How does a real estate manager decide to give up his job to own and operate a miniature golf course in Door County?
“I decided the day I bought it [The Red Putter],” Bob Yttri said with a smile. “My daughter and wife would come here, and I would always stop and talk to Clyde [Logerquist, the original owner of The Red Putter].”
The subject of selling the business came up then and there at the red booth that serves as The Red Putter’s on-site office.
“Clyde put up an offer. I made a counter offer. And then he leaned against the counter and thought about it, and said yes.”
They shook hands and Bob returned to his family to break the news.
His wife didn’t speak to him for a month. But eventually, she came around to the idea with the help of some friends.
“Her friends were telling her that some husbands go out and buy nice cars and things like that – but, they said, your husband bought a business,” Bob said.
The Red Putter officially changed hands on the first of the year, in 1993. In the 23 years since, Bob and his feathered black bowler hat have become a staple in the Northern Door community. With his easygoing nature and quick smile, it’s not hard to see why he is a favorite for residents and visitors alike.

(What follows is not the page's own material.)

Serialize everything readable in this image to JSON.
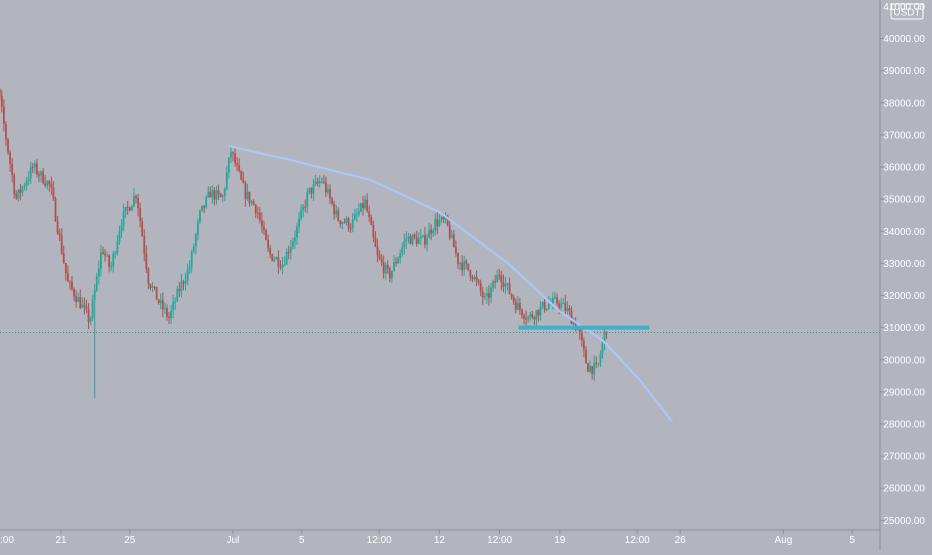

As we talked, a group of patrons stepped up to pick up putters and a scorecard.
“We saw your hat and thought we’d stop by,” one woman said when they approached the counter. As they collected their putters and picked out their golf balls, Bob reminded them “It’s mandatory to have fun!”
And Bob does all he can to make sure the fun doesn’t stop. The course’s listed hours are 10 am to 10 pm, but if people are looking to play (and they usually are), Bob will stay open late.
“The latest is three,” he said when asked how late he has stayed open in the past.
Last year there was a major storm and power was out all over the county. There were lines down everywhere; Bob remembered bare wires being down between The Red Putter and Joe Jo’s Pizza. Most of the county’s businesses were out of commission.
But Bob had a generator.
“I opened instantly and people were playing instantly,” he said. He stayed open until 3 am that evening and then the next night stayed until 3 am again.
Rocky Marciano, who regularly putts with a group of friends, also noted Bob’s generosity. The Red Putter is cash only, which throws some people with only credit cards for a loop. But Bob makes sure this policy doesn’t interrupt the family fun.
“Bob will hand out the putters and say to bring back the cash when they have it,” Marciano said. “I’ve never seen someone not come back and pay.”
The kindness Bob shows to his patrons – “They’re not my customers, they’re my friends,” he clarified – means The Red Putter holds a special place in the hearts of many. The mini golf course has been part of four films, including the recently released movie The Emissary. In addition, the course has served as the venue for six weddings, including that of the late Edward “Little Eddie” Strege, a beloved local bartender and Marciano’s cousin. He married his wife Megan on Hole 10, which features a miniature church. Bob’s daughter Tracy Yttri Opper, who helps him run the business and organizes The Putter’s two tournaments, was also married there.
When asked what he thought of his loyal following and the success he has found at the course, Bob simply shrugged. As long as people are having fun and the business makes a little money, he said modestly, he is more than happy to serve as host.
The Red Putter is open early May through late October, roughly from 10 am to 10 pm. It’s located at 10404 State Highway 42, Ephraim.